As for the main character herself? Well, to be honest, Ruby doesn’t really go through a whole lot of character development, attitude or personality wise. She does, however, grow a lot stronger in her grasp of her situation and her ability to survive. And it was her survival that absorbed my attention and kept me reading in a need to see it through. I’ll come back to this in a moment, though. First, I want to take a look at the plot.
So, we have rain—poisoned rain. Rain with the ability to inflict anyone who comes into contact with it with a bacterial sickness that slowly (or quickly, depending on exposure) eats them from the inside out. Is this believable? Heck, yes. However, the author added in an angle that the microscopic organisms, ones undefeatable by anything on earth (at least during the span of the book), had arrived to merge with our earth’s atmosphere from an exploded/diverted meteor—hence making it an alien substance? Yeah, this angle made it slightly less believable, and I didn’t believe it was required in order for the reader to ‘grab me at hello’, if you catch my drift.
That aside, I still enjoyed the story. A lot. Because the author didn’t pull any punches. She didn’t pretty anything up. She simply told the story she’d decided to tell exactly as it needed to be told. So, a character gets affected by the rain and starts to bleed and look pretty gross? I knew exactly what they looked like. People the MC knows are dying/have died around her? I knew exactly what that looked/felt/sounded like to Ruby. Riots break out—because they totally would—when townsfolk go looting—which they seriously would—for anything from food to water (definitely water!!!!) to flat-screen TVs—as ridiculous as it sounds, this most probablywould happen because folk often act irrationally in a crisis—I understood exactly what was happening and when and grasped the fear that came with that kind of horrifying situation. From a description perspective, I can’t really fault the writing. Because, yes, I knew everything that was happening at any given time, and every bit of it was fed to me with gory-fied vibrancy.
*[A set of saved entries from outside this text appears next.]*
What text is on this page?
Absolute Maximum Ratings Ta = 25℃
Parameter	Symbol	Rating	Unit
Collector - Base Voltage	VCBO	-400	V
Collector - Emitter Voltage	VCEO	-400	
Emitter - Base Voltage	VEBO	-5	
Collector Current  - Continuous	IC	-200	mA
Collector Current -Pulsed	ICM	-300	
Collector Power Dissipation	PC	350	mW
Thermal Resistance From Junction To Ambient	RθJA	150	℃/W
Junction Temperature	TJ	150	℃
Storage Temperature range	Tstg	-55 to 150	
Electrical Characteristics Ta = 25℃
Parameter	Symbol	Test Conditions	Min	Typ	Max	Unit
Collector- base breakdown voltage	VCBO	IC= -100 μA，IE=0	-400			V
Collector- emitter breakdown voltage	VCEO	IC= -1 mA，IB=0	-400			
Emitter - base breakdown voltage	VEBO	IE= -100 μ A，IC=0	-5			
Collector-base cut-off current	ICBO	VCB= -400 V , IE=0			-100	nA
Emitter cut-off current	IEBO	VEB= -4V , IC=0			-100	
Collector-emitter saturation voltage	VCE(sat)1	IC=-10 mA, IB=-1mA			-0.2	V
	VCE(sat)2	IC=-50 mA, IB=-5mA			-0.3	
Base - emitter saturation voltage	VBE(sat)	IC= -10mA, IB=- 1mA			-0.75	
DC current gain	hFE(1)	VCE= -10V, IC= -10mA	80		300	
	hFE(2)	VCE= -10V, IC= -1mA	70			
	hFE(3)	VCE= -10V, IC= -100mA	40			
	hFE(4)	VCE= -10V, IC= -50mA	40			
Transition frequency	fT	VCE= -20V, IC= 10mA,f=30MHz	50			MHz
In fact, I don’t think there was a singular point in this story where I didn’t feel Ruby’s plight. Her quiet desperation. Her willingness to survive. Her absolute fear—because let’s face it: imagine a world where no natural water is safe to drink without deathly consequences and you know the bottled stuff is only going to last so long …<<This angle of the story was seriously scary to consider or imagine. It heightened the desperation of the entire community/country/world around Ruby’s own desperation, and left my mind reeling with horrific possibilities and trying to figure out ‘what would *I* do?’
And during all of this, Ruby didn’t once lose her voice, or her personality. Even through the thick of danger and stress, her teenage attitude and selfishness shone through—though her selfishness dimmed a little as the story went on, and by the end, it seemed a whole lot more to be a kind of coping mechanism than anything else. Because by the end, she realised she did need someone else. She realised she couldn’t mentally/emotionally make it on her own. Proven, when that emotional lifeline she’d been holding onto gets stolen from her in a traditional teenage style, and she turns to the only thing she has left. Hope. Blind hope. It’s this which drives to where the story ends. This that drives her to finally behave the way she does.
And the ending of the book? The room for speculation we’re left with? It’s a fine line trying to work out in my mind how things could have worked out for this character I came to really like, because that same hope and clinging to it, with the tight grip Ruby is/was, could very well end up being the very thing that ensures death.
So, in a post apocalyptic sense, think along the lines of This is Not a Test as to how the reader is left pondering over impossibilities and uncertainties, and then imagine that story written with a new danger and fresh ‘journey’, and you’ll probably sum up The Rainfairly well. Check it out. I think folk who enjoy a ‘true’ teenage ‘voice’ will enjoy it.